Several hours into the migration, a critical fix had to be deployed to the
site. We rolled out the fix and restarted the app servers in mid migration.
This was not a good idea.
TL;DR: Never restart during migrations when removing columns with LHM.
You can restart while adding migrations as long as active record reads column
definitions from the slave.
The information below is only relevant if you want to restart your app servers
while migrating in a master slave setup.
When adding a column
-
Migration running on master; no effect, nothing has changed.
-
Tables switched on master. slave out of sync, migration running.
a. Given the app server reads columns from slave on restart, nothing
happens.
b. Given the app server reads columns from master on restart, bad
shitz happen, ie: queries are built with new columns, ie on :include
the explicit column list will be built (rather than *) for the
included table. Since it does not exist on the slave, queries will
break here.
-
Tables switched on slave
- Same as 2b. Just do a cap deploy instead of cap deploy:restart.
When removing a column
-
Migration running on master; no effect, nothing has changed.
-
Tables switched on master. slave out of sync, migration running.
a.
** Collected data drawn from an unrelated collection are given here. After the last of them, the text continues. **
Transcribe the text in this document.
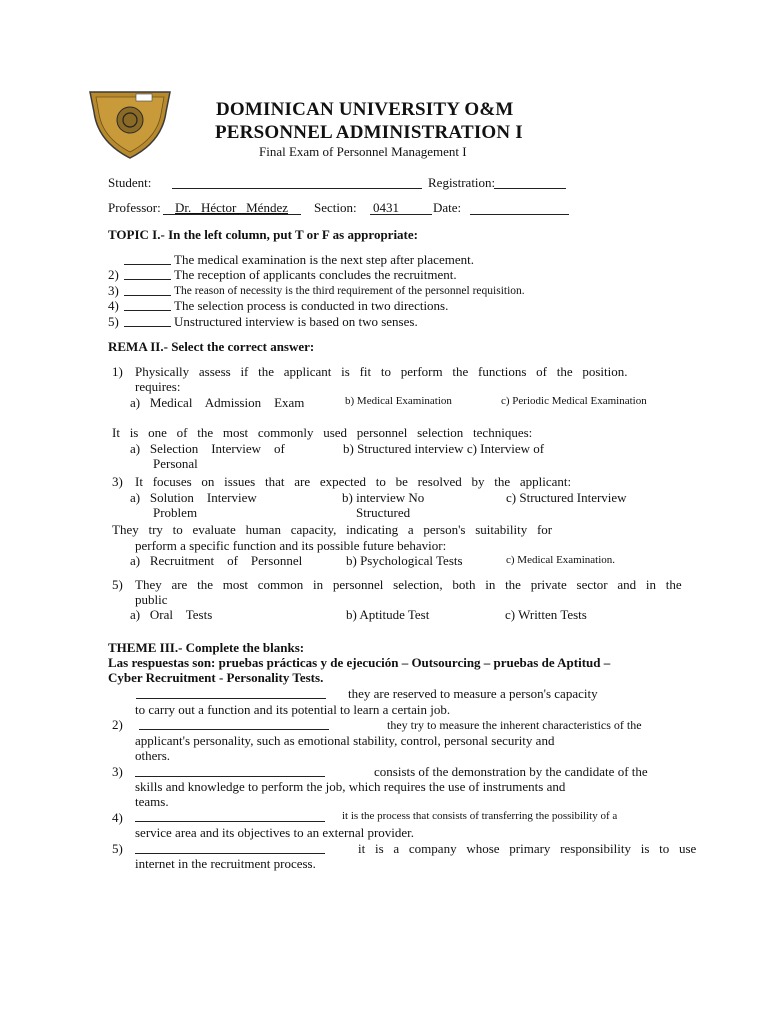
DOMINICAN UNIVERSITY O&M
PERSONNEL ADMINISTRATION I
Final Exam of Personnel Management I
Student:	Registration:
Professor: Dr.   Héctor   Méndez Section: 0431	Date:
TOPIC I.- In the left column, put T or F as appropriate:
The medical examination is the next step after placement.
2)	The reception of applicants concludes the recruitment.
3)	The reason of necessity is the third requirement of the personnel requisition.
4)	The selection process is conducted in two directions.
5)	Unstructured interview is based on two senses.
REMA II.- Select the correct answer:
1) Physically   assess   if   the   applicant   is   fit   to   perform   the   functions   of   the   position.
requires:
a)   Medical    Admission    Exam	b) Medical Examination	c) Periodic Medical Examination
It   is   one   of   the   most   commonly   used   personnel   selection   techniques:
a)   Selection    Interview    of
Personal
b) Structured interview c) Interview of
3) It   focuses   on   issues   that   are   expected   to   be   resolved   by   the   applicant:
a)   Solution    Interview
Problem
b) interview No
Structured
c) Structured Interview
They   try   to   evaluate   human   capacity,   indicating   a   person's   suitability   for
perform a specific function and its possible future behavior:
a)   Recruitment    of    Personnel	b) Psychological Tests	c) Medical Examination.
5) They   are   the   most   common   in   personnel   selection,   both   in   the   private   sector   and   in   the
public
a)   Oral    Tests	b) Aptitude Test	c) Written Tests
THEME III.- Complete the blanks:
Las respuestas son: pruebas prácticas y de ejecución – Outsourcing – pruebas de Aptitud –
Cyber Recruitment - Personality Tests.
they are reserved to measure a person's capacity
to carry out a function and its potential to learn a certain job.
2)	they try to measure the inherent characteristics of the
applicant's personality, such as emotional stability, control, personal security and
others.
3)	consists of the demonstration by the candidate of the
skills and knowledge to perform the job, which requires the use of instruments and
teams.
4)	it is the process that consists of transferring the possibility of a
service area and its objectives to an external provider.
5)	it   is   a   company   whose   primary   responsibility   is   to   use
internet in the recruitment process.
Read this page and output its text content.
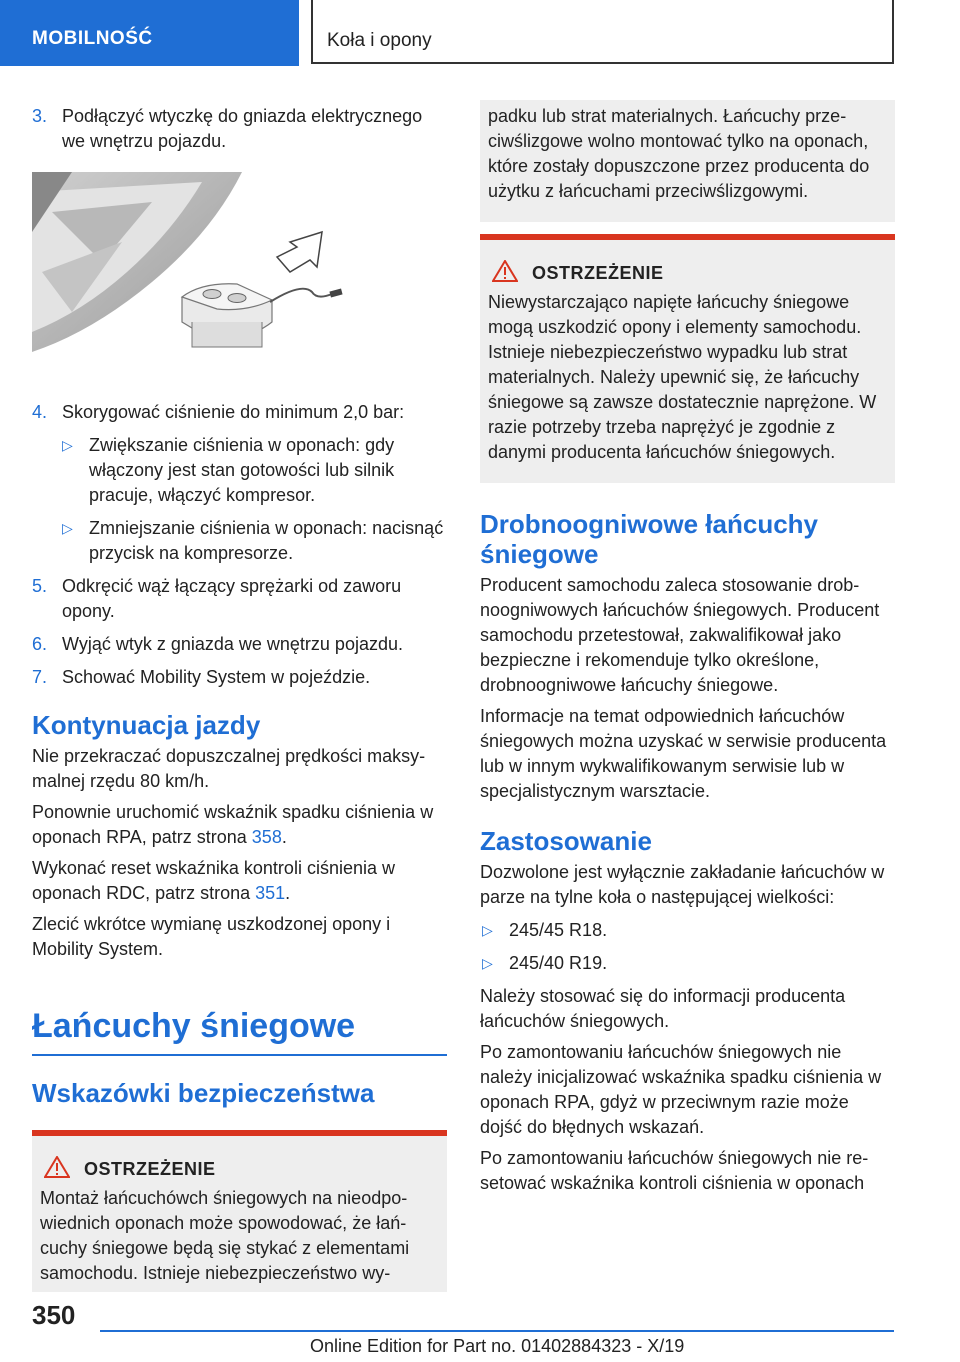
MOBILNOŚĆ	Koła i opony
3. Podłączyć wtyczkę do gniazda elektrycznego we wnętrzu pojazdu.
4. Skorygować ciśnienie do minimum 2,0 bar:
▷ Zwiększanie ciśnienia w oponach: gdy włączony jest stan gotowości lub silnik pracuje, włączyć kompresor.
▷ Zmniejszanie ciśnienia w oponach: nacisnąć przycisk na kompresorze.
5. Odkręcić wąż łączący sprężarki od zaworu opony.
6. Wyjąć wtyk z gniazda we wnętrzu pojazdu.
7. Schować Mobility System w pojeździe.
Kontynuacja jazdy

Nie przekraczać dopuszczalnej prędkości maksymalnej rzędu 80 km/h.

Ponownie uruchomić wskaźnik spadku ciśnienia w oponach RPA, patrz strona 358.

Wykonać reset wskaźnika kontroli ciśnienia w oponach RDC, patrz strona 351.

Zlecić wkrótce wymianę uszkodzonej opony i Mobility System.

Łańcuchy śniegowe
Wskazówki bezpieczeństwa
OSTRZEŻENIE

Montaż łańcuchówch śniegowych na nieodpowiednich oponach może spowodować, że łańcuchy śniegowe będą się stykać z elementami samochodu. Istnieje niebezpieczeństwo wy-

padku lub strat materialnych. Łańcuchy przeciwślizgowe wolno montować tylko na oponach, które zostały dopuszczone przez producenta do użytku z łańcuchami przeciwślizgowymi.

OSTRZEŻENIE

Niewystarczająco napięte łańcuchy śniegowe mogą uszkodzić opony i elementy samochodu. Istnieje niebezpieczeństwo wypadku lub strat materialnych. Należy upewnić się, że łańcuchy śniegowe są zawsze dostatecznie naprężone. W razie potrzeby trzeba naprężyć je zgodnie z danymi producenta łańcuchów śniegowych.

Drobnoogniwowe łańcuchy śniegowe

Producent samochodu zaleca stosowanie drobnoogniwowych łańcuchów śniegowych. Producent samochodu przetestował, zakwalifikował jako bezpieczne i rekomenduje tylko określone, drobnoogniwowe łańcuchy śniegowe.

Informacje na temat odpowiednich łańcuchów śniegowych można uzyskać w serwisie producenta lub w innym wykwalifikowanym serwisie lub w specjalistycznym warsztacie.

Zastosowanie

Dozwolone jest wyłącznie zakładanie łańcuchów w parze na tylne koła o następującej wielkości:

▷ 245/45 R18.
▷ 245/40 R19.

Należy stosować się do informacji producenta łańcuchów śniegowych.

Po zamontowaniu łańcuchów śniegowych nie należy inicjalizować wskaźnika spadku ciśnienia w oponach RPA, gdyż w przeciwnym razie może dojść do błędnych wskazań.

Po zamontowaniu łańcuchów śniegowych nie resetować wskaźnika kontroli ciśnienia w oponach

350
Online Edition for Part no. 01402884323 - X/19
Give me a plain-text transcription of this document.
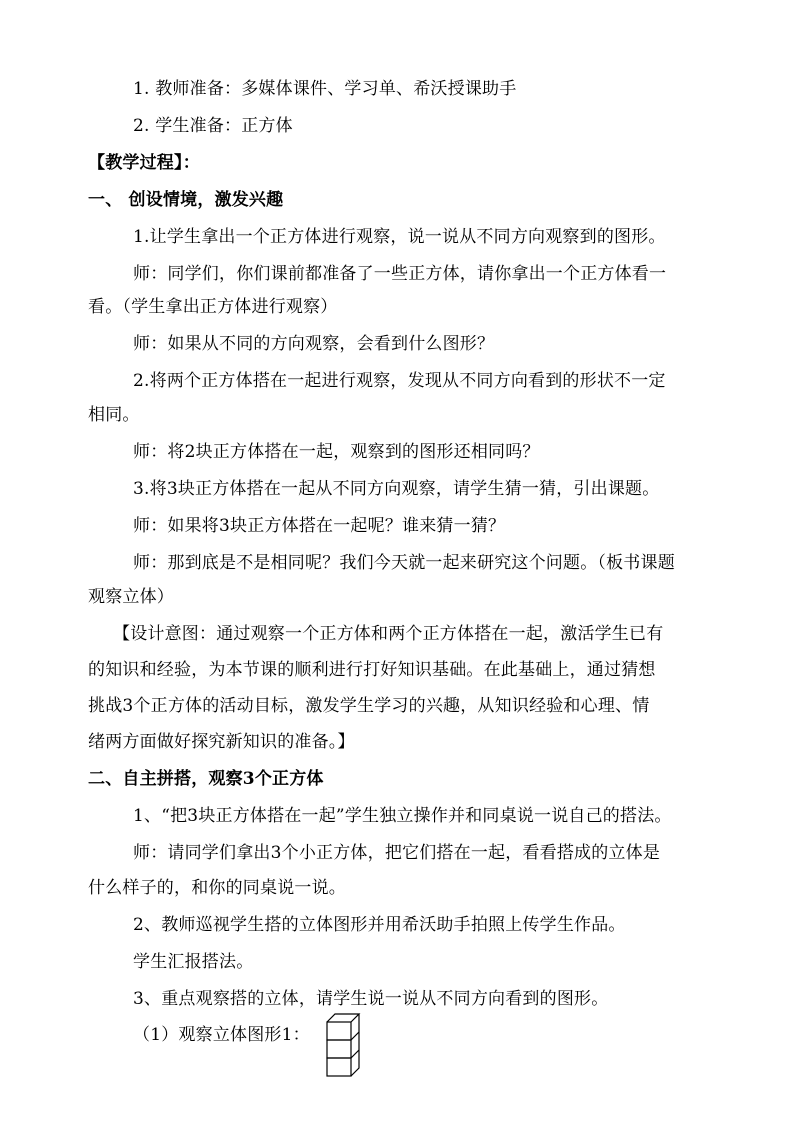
1. 教师准备：多媒体课件、学习单、希沃授课助手
2. 学生准备：正方体
【教学过程】：
一、 创设情境，激发兴趣
1.让学生拿出一个正方体进行观察，说一说从不同方向观察到的图形。
师：同学们，你们课前都准备了一些正方体，请你拿出一个正方体看一
看。（学生拿出正方体进行观察）
师：如果从不同的方向观察，会看到什么图形？
2.将两个正方体搭在一起进行观察，发现从不同方向看到的形状不一定
相同。
师：将2块正方体搭在一起，观察到的图形还相同吗？
3.将3块正方体搭在一起从不同方向观察，请学生猜一猜，引出课题。
师：如果将3块正方体搭在一起呢？谁来猜一猜？
师：那到底是不是相同呢？我们今天就一起来研究这个问题。（板书课题
观察立体）
【设计意图：通过观察一个正方体和两个正方体搭在一起，激活学生已有
的知识和经验，为本节课的顺利进行打好知识基础。在此基础上，通过猜想
挑战3个正方体的活动目标，激发学生学习的兴趣，从知识经验和心理、情
绪两方面做好探究新知识的准备。】
二、自主拼搭，观察3个正方体
1、“把3块正方体搭在一起”学生独立操作并和同桌说一说自己的搭法。
师：请同学们拿出3个小正方体，把它们搭在一起，看看搭成的立体是
什么样子的，和你的同桌说一说。
2、教师巡视学生搭的立体图形并用希沃助手拍照上传学生作品。
学生汇报搭法。
3、重点观察搭的立体，请学生说一说从不同方向看到的图形。
（1）观察立体图形1：
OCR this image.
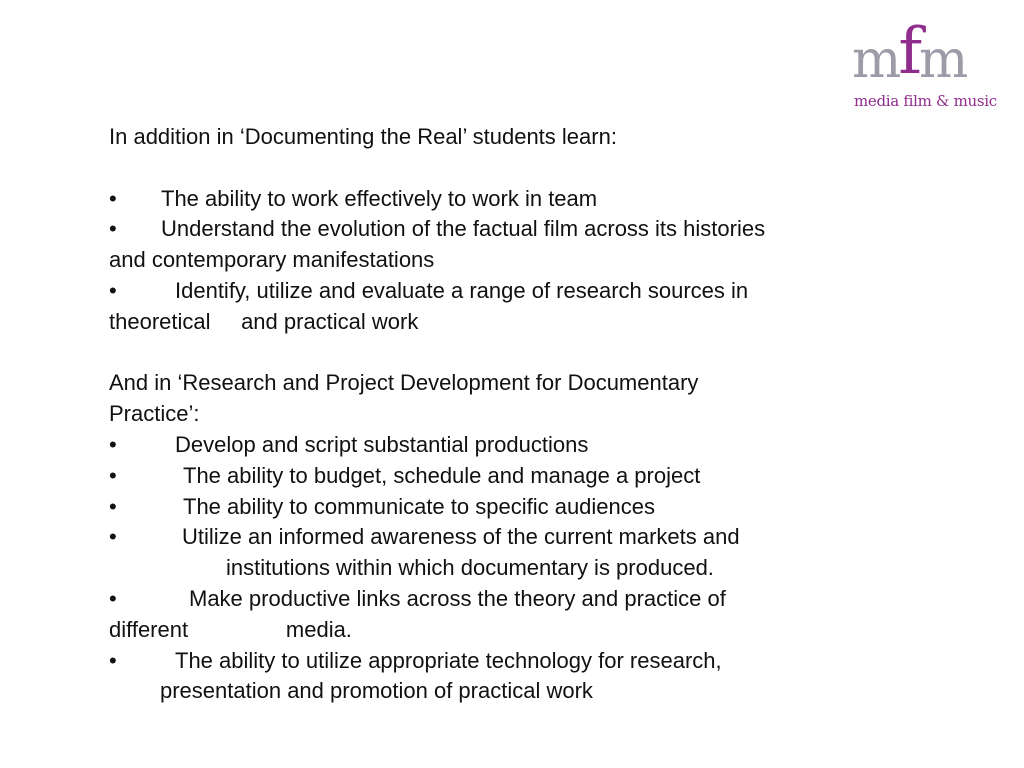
mfm
media film & music
In addition in ‘Documenting the Real’ students learn:
• The ability to work effectively to work in team
• Understand the evolution of the factual film across its histories
and contemporary manifestations
•	Identify, utilize and evaluate a range of research sources in
theoretical     and practical work
And in ‘Research and Project Development for Documentary
Practice’:
•	Develop and script substantial productions
•	The ability to budget, schedule and manage a project
•	The ability to communicate to specific audiences
•	Utilize an informed awareness of the current markets and
institutions within which documentary is produced.
•	Make productive links across the theory and practice of
different                media.
•	The ability to utilize appropriate technology for research,
presentation and promotion of practical work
Given the app server reads columns from slave on restart
- Writes against master will fail due to the additional column.
- Reads will succeed against slaves, but not master.
b. Given the app server reads columns from master on restart:
- Writes against master might succeed. Old code referencing
removed columns will fail.
- Reads might or might not succeed, for the same reason.
Todos
Handle invalidation of 'update' entries in journal while replaying. Avoid
stale update replays.
Support for other Databases than MySQL
Some other optimizations:
Deletions create gaps in the primary key id integer column. LHM has no
problems with this, but the chunked copy could be sped up by factoring this
in. Currently a copy range may be completely empty, but there will still be
a INSERT INTO... SELECT
.
Contributing
We'll check out your contribution if you:
- Provide a comprehensive suite of tests for your fork.
- Have a clear and documented rationale for your changes.
- Package these up in a pull request.
We'll do our best to help you out with any contribution issues you may have.
License
The license is included as LICENSE in this directory.